What was new a short time ago has rapidly become the normal way to do business.
“Companies will have to work harder on their employer branding to differentiate themselves,” Stroud said. “Telecommuting is no longer a novelty. HR will have to adjust its policies for work-from-home employees, especially as it relates to privacy.
“Freelancers could put the HR of small companies on parr with Fortune 100 companies in terms of level of expertise and quality of service,” he said. “How long before large enterprises present an option for people to freelance for them?”
Shroud envisions the following exchange:
- Company: We are not hiring, but you can freelance.
- Jobseeker: How do I freelance?
- Company: Click this link for more info.
Use benefits to your advantage
Leaders must have a clear grasp of what they expect of freelancers in terms of specific projects and time needed to complete a task.

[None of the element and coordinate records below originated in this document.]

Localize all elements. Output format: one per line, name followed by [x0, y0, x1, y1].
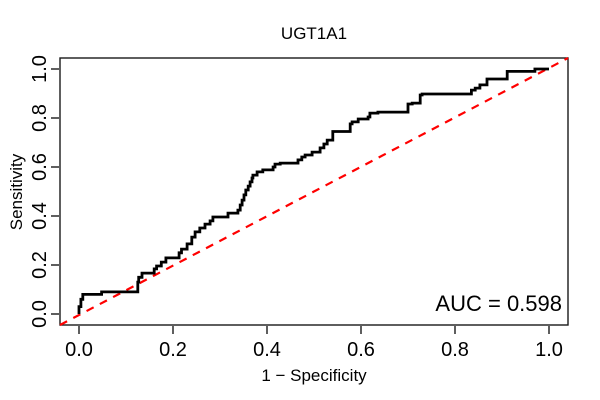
y-tick-label: 0.6 [29, 153, 51, 181]
x-axis-ticks: 0.0 0.2 0.4 0.6 0.8 1.0 [65, 326, 563, 361]
y-tick-label: 0.8 [29, 104, 51, 132]
chart-title: UGT1A1 [281, 24, 347, 43]
y-axis-label: Sensitivity [7, 153, 26, 230]
roc-curve [77, 67, 549, 314]
y-tick-label: 1.0 [29, 55, 51, 83]
reference-line [59, 57, 569, 326]
x-tick-label: 0.0 [65, 339, 93, 361]
y-axis-ticks: 0.0 0.2 0.4 0.6 0.8 1.0 [29, 55, 59, 328]
x-tick-label: 0.4 [253, 339, 281, 361]
x-tick-label: 0.8 [441, 339, 469, 361]
y-tick-label: 0.0 [29, 300, 51, 328]
x-tick-label: 0.6 [347, 339, 375, 361]
auc-annotation: AUC = 0.598 [435, 291, 562, 316]
x-tick-label: 1.0 [535, 339, 563, 361]
x-tick-label: 0.2 [159, 339, 187, 361]
plot-border [59, 57, 569, 326]
y-tick-label: 0.4 [29, 202, 51, 230]
x-axis-label: 1 − Specificity [261, 366, 367, 385]
y-tick-label: 0.2 [29, 251, 51, 279]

Freelancers do not bid on work based on “other duties as assigned.”
“You’re going to be competing for top HR freelancers,” Biro said. “So, what can you offer that makes you a more attractive client? Can you cover their health benefits for the time they’re working with you? It may be more cost-effective than you think.
“Know what you need—which means consult your HR department to find the blind spots,” she said. “Pinpoint the gaps. Freelancers don’t need to run the whole show, although they can. Still, they do need parameters.”
Leaders might find the power pendulum swinging away from them.
“For any freelancers you bring to your organization, remember they don’t have to work for you,” Biro said. “It’s their choice. Treat them with respect and consideration, pay competitively, and they will continue to work for you.”
While providing benefits might not be required, successful companies will go a step beyond.
“If you want to attract top HR freelancers, offer to pay their healthcare bills,” Stroud said. “Attract them with great perks like educational benefits, which will make them better freelancers.”
Freelancers ought to be treated as a vital part of the organization just like any other worker.
“Include them in your weekly meetings, offer them project-based work, also monthly retainers for X-number of hours is always appreciated,” Russell said. “They need the insight into your organization to best help.”
He added an essential reason why an expert freelancer answers a company’s needs: “Technology is changing so fast, the typical HR person can’t keep up.”